FIGURE 51-8  Calcified myocardial infarctions. A, Patient 1: frontal projec-tion of an anterolateral left ventricular aneurysm. The fine calcific line outlines an anterolateral aneurysm of the left ventricle. The calcific deposit is much finer than that seen with pericardial calcification. The patient had suffered a myocardial infarction several years earlier. B, Patient 2: lateral projection of a septal infarction. The curvilinear calcific deposit is within the scarred lower portion of the ventricular septum. The infarction extended posteriorly along the base of the heart to involve the diaphragmatic wall of the left ventricle (arrow).

FIGURE 51-9  Calcific pericarditis. A, Frontal projection. A large, thick, calcific plaque (arrow) lies just below the level of the left upper lobe bronchus. More caudad, the calcific deposits become confluent and cover the diaphragmatic surface of the heart. B, The dense calcific peel around the cardiac apex and the diaphragmatic aspect of the heart is better seen. Linear calcific deposits (arrows) lie within the atrioventricular sulcus. C, Nonenhanced computed tomography shows the irregular, thick, calcific peel almost encircling the heart.

Calcification of the coronary arteries is a specific sign of complicated atheromatous plaques in which previous hemorrhage has occurred. Not uncommonly, this type of plaque, which may not produce significant narrowing of the vessel, is the site of acute thrombosis and vascular occlusion leading to myocardial infarction. There is no correlation between the sites of calcium deposition and the sites of greatest stenosis, but a strong correlation exists between the extent of coronary artery calcification and the extent of coronary arterial sclerosis.

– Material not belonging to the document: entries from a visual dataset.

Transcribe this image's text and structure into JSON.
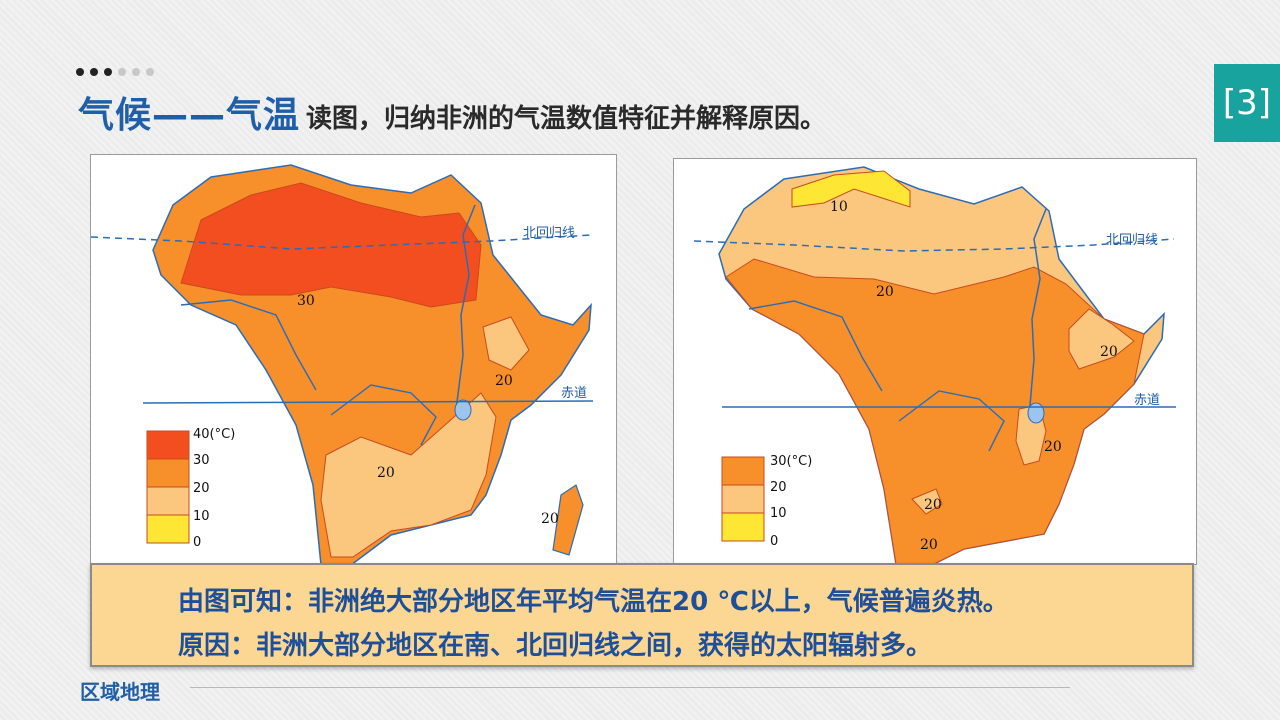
{
  "progress_dots": {
    "active": 3,
    "total": 6
  },
  "title": {
    "main": "气候——气温",
    "sub": "读图，归纳非洲的气温数值特征并解释原因。"
  },
  "slide_number": "[3]",
  "colors": {
    "band_30_40": "#f24e1f",
    "band_20_30": "#f7902a",
    "band_10_20": "#fbc77f",
    "band_0_10": "#fde734",
    "water": "#1f5fa8",
    "title": "#1f5fa8",
    "accent": "#18a39e"
  },
  "maps": {
    "january": {
      "tropic_label": "北回归线",
      "equator_label": "赤道",
      "isotherm_labels": [
        "30",
        "20",
        "20",
        "20"
      ],
      "legend": {
        "labels": [
          "40(°C)",
          "30",
          "20",
          "10",
          "0"
        ]
      }
    },
    "july": {
      "tropic_label": "北回归线",
      "equator_label": "赤道",
      "isotherm_labels": [
        "10",
        "20",
        "20",
        "20",
        "20",
        "20"
      ],
      "legend": {
        "labels": [
          "30(°C)",
          "20",
          "10",
          "0"
        ]
      }
    }
  },
  "conclusion": {
    "line1": "由图可知：非洲绝大部分地区年平均气温在20 ℃以上，气候普遍炎热。",
    "line2": "原因：非洲大部分地区在南、北回归线之间，获得的太阳辐射多。"
  },
  "footer": {
    "label": "区域地理"
  }
}
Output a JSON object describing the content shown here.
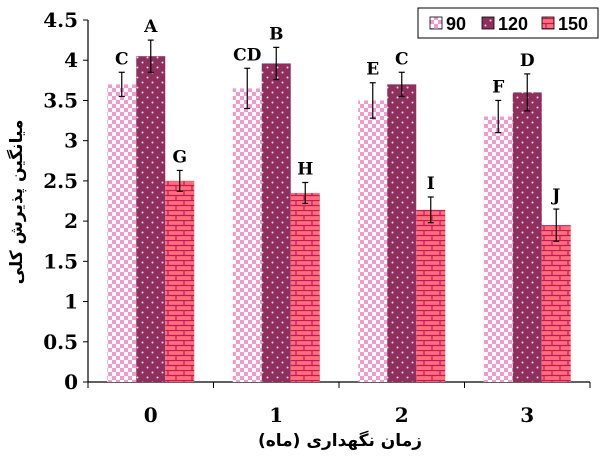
{
  "chart_data": {
    "type": "bar",
    "categories": [
      "0",
      "1",
      "2",
      "3"
    ],
    "series": [
      {
        "name": "90",
        "values": [
          3.7,
          3.65,
          3.5,
          3.3
        ],
        "errors": [
          0.15,
          0.25,
          0.22,
          0.2
        ],
        "labels": [
          "C",
          "CD",
          "E",
          "F"
        ],
        "color": "#f29ad0",
        "pattern": "checker"
      },
      {
        "name": "120",
        "values": [
          4.05,
          3.96,
          3.7,
          3.6
        ],
        "errors": [
          0.2,
          0.2,
          0.15,
          0.23
        ],
        "labels": [
          "A",
          "B",
          "C",
          "D"
        ],
        "color": "#8f2f5e",
        "pattern": "dots"
      },
      {
        "name": "150",
        "values": [
          2.5,
          2.35,
          2.14,
          1.95
        ],
        "errors": [
          0.13,
          0.13,
          0.16,
          0.2
        ],
        "labels": [
          "G",
          "H",
          "I",
          "J"
        ],
        "color": "#ff6f7a",
        "pattern": "brick"
      }
    ],
    "title": "",
    "xlabel": "زمان نگهداری (ماه)",
    "ylabel": "میانگین پذیرش کلی",
    "ylim": [
      0,
      4.5
    ],
    "yticks": [
      "0",
      "0.5",
      "1",
      "1.5",
      "2",
      "2.5",
      "3",
      "3.5",
      "4",
      "4.5"
    ],
    "grid": false,
    "legend_position": "top-right"
  }
}
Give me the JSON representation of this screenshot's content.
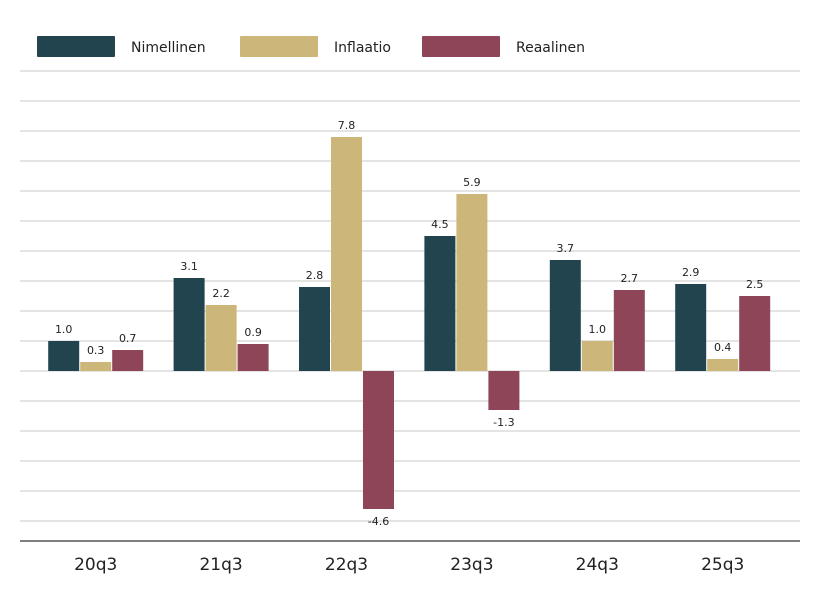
{
  "chart_data": {
    "type": "bar",
    "categories": [
      "20q3",
      "21q3",
      "22q3",
      "23q3",
      "24q3",
      "25q3"
    ],
    "series": [
      {
        "name": "Nimellinen",
        "color": "#21444f",
        "values": [
          1.0,
          3.1,
          2.8,
          4.5,
          3.7,
          2.9
        ]
      },
      {
        "name": "Inflaatio",
        "color": "#cdb679",
        "values": [
          0.3,
          2.2,
          7.8,
          5.9,
          1.0,
          0.4
        ]
      },
      {
        "name": "Reaalinen",
        "color": "#8e4558",
        "values": [
          0.7,
          0.9,
          -4.6,
          -1.3,
          2.7,
          2.5
        ]
      }
    ],
    "title": "",
    "xlabel": "",
    "ylabel": "",
    "ylim": [
      -5.5,
      10
    ],
    "grid": true,
    "legend": "top",
    "data_labels": true
  }
}
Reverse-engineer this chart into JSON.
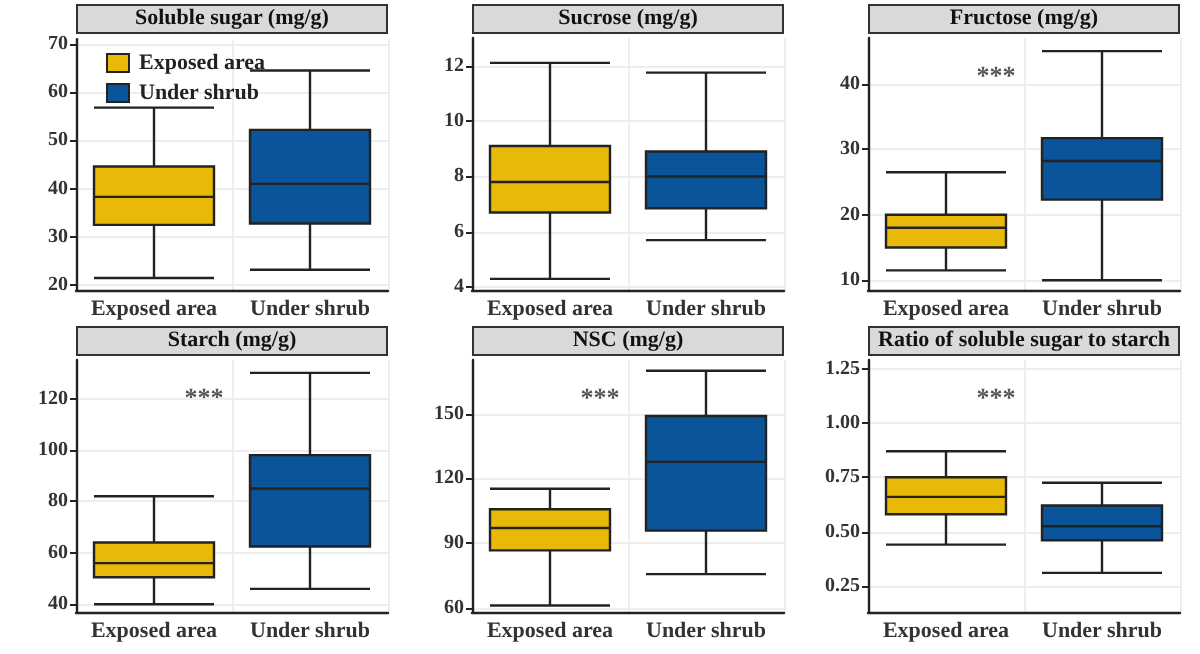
{
  "chart_data": [
    {
      "type": "box",
      "title": "Soluble sugar (mg/g)",
      "categories": [
        "Exposed area",
        "Under shrub"
      ],
      "ylim": [
        19,
        71
      ],
      "yticks": [
        20,
        30,
        40,
        50,
        60,
        70
      ],
      "grid": true,
      "legend": "top left",
      "series": [
        {
          "name": "Exposed area",
          "color": "#e8b909",
          "boxes": [
            {
              "low": 21.5,
              "q1": 32.5,
              "median": 38.3,
              "q3": 44.6,
              "high": 56.8
            },
            null
          ]
        },
        {
          "name": "Under shrub",
          "color": "#0a5499",
          "boxes": [
            null,
            {
              "low": 23.2,
              "q1": 32.8,
              "median": 41,
              "q3": 52.2,
              "high": 64.5
            }
          ]
        }
      ]
    },
    {
      "type": "box",
      "title": "Sucrose (mg/g)",
      "categories": [
        "Exposed area",
        "Under shrub"
      ],
      "ylim": [
        3.9,
        13
      ],
      "yticks": [
        4,
        6,
        8,
        10,
        12
      ],
      "grid": true,
      "series": [
        {
          "color": "#e8b909",
          "boxes": [
            {
              "low": 4.3,
              "q1": 6.7,
              "median": 7.8,
              "q3": 9.1,
              "high": 12.1
            },
            null
          ]
        },
        {
          "color": "#0a5499",
          "boxes": [
            null,
            {
              "low": 5.7,
              "q1": 6.85,
              "median": 8,
              "q3": 8.9,
              "high": 11.75
            }
          ]
        }
      ]
    },
    {
      "type": "box",
      "title": "Fructose (mg/g)",
      "categories": [
        "Exposed area",
        "Under shrub"
      ],
      "ylim": [
        8.5,
        47
      ],
      "yticks": [
        10,
        20,
        30,
        40
      ],
      "grid": true,
      "annotations": [
        "***"
      ],
      "series": [
        {
          "color": "#e8b909",
          "boxes": [
            {
              "low": 11.5,
              "q1": 15,
              "median": 18,
              "q3": 20,
              "high": 26.5
            },
            null
          ]
        },
        {
          "color": "#0a5499",
          "boxes": [
            null,
            {
              "low": 10,
              "q1": 22.3,
              "median": 28.2,
              "q3": 31.7,
              "high": 45
            }
          ]
        }
      ]
    },
    {
      "type": "box",
      "title": "Starch (mg/g)",
      "categories": [
        "Exposed area",
        "Under shrub"
      ],
      "ylim": [
        37,
        135
      ],
      "yticks": [
        40,
        60,
        80,
        100,
        120
      ],
      "grid": true,
      "annotations": [
        "***"
      ],
      "series": [
        {
          "color": "#e8b909",
          "boxes": [
            {
              "low": 40,
              "q1": 50.5,
              "median": 56,
              "q3": 64,
              "high": 82
            },
            null
          ]
        },
        {
          "color": "#0a5499",
          "boxes": [
            null,
            {
              "low": 46,
              "q1": 62.5,
              "median": 85,
              "q3": 98,
              "high": 130
            }
          ]
        }
      ]
    },
    {
      "type": "box",
      "title": "NSC (mg/g)",
      "categories": [
        "Exposed area",
        "Under shrub"
      ],
      "ylim": [
        58,
        175
      ],
      "yticks": [
        60,
        90,
        120,
        150
      ],
      "grid": true,
      "annotations": [
        "***"
      ],
      "series": [
        {
          "color": "#e8b909",
          "boxes": [
            {
              "low": 61,
              "q1": 86.6,
              "median": 97,
              "q3": 105.7,
              "high": 115.2
            },
            null
          ]
        },
        {
          "color": "#0a5499",
          "boxes": [
            null,
            {
              "low": 75.6,
              "q1": 95.8,
              "median": 127.7,
              "q3": 149,
              "high": 170
            }
          ]
        }
      ]
    },
    {
      "type": "box",
      "title": "Ratio of soluble sugar to starch",
      "categories": [
        "Exposed area",
        "Under shrub"
      ],
      "ylim": [
        0.13,
        1.29
      ],
      "yticks": [
        {
          "value": 0.25,
          "label": "0.25"
        },
        {
          "value": 0.5,
          "label": "0.50"
        },
        {
          "value": 0.75,
          "label": "0.75"
        },
        {
          "value": 1,
          "label": "1.00"
        },
        {
          "value": 1.25,
          "label": "1.25"
        }
      ],
      "grid": true,
      "annotations": [
        "***"
      ],
      "series": [
        {
          "color": "#e8b909",
          "boxes": [
            {
              "low": 0.44,
              "q1": 0.58,
              "median": 0.66,
              "q3": 0.75,
              "high": 0.87
            },
            null
          ]
        },
        {
          "color": "#0a5499",
          "boxes": [
            null,
            {
              "low": 0.31,
              "q1": 0.46,
              "median": 0.525,
              "q3": 0.62,
              "high": 0.725
            }
          ]
        }
      ]
    }
  ]
}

Calcification of the coronary arteries is difficult to visualize on chest films because the deposits are thin and their shadows are blurred by the motion of the heart. Ultrafast computed tomography (CT) scanning using either electron beam or helical CT is very sensitive and accurate for detecting and quantifying the extent of coronary arterial calcification ( Chapter 54 ). However, the data accumulated to date have not clearly shown a correlation between the volume of coronary calcification and the clinical status of the patient. Although high calcium scores indicate extensive atherosclerosis, acute events, such as myocardial infarction or sudden death, can occur in patients with little or no calcification of their coronary arteries.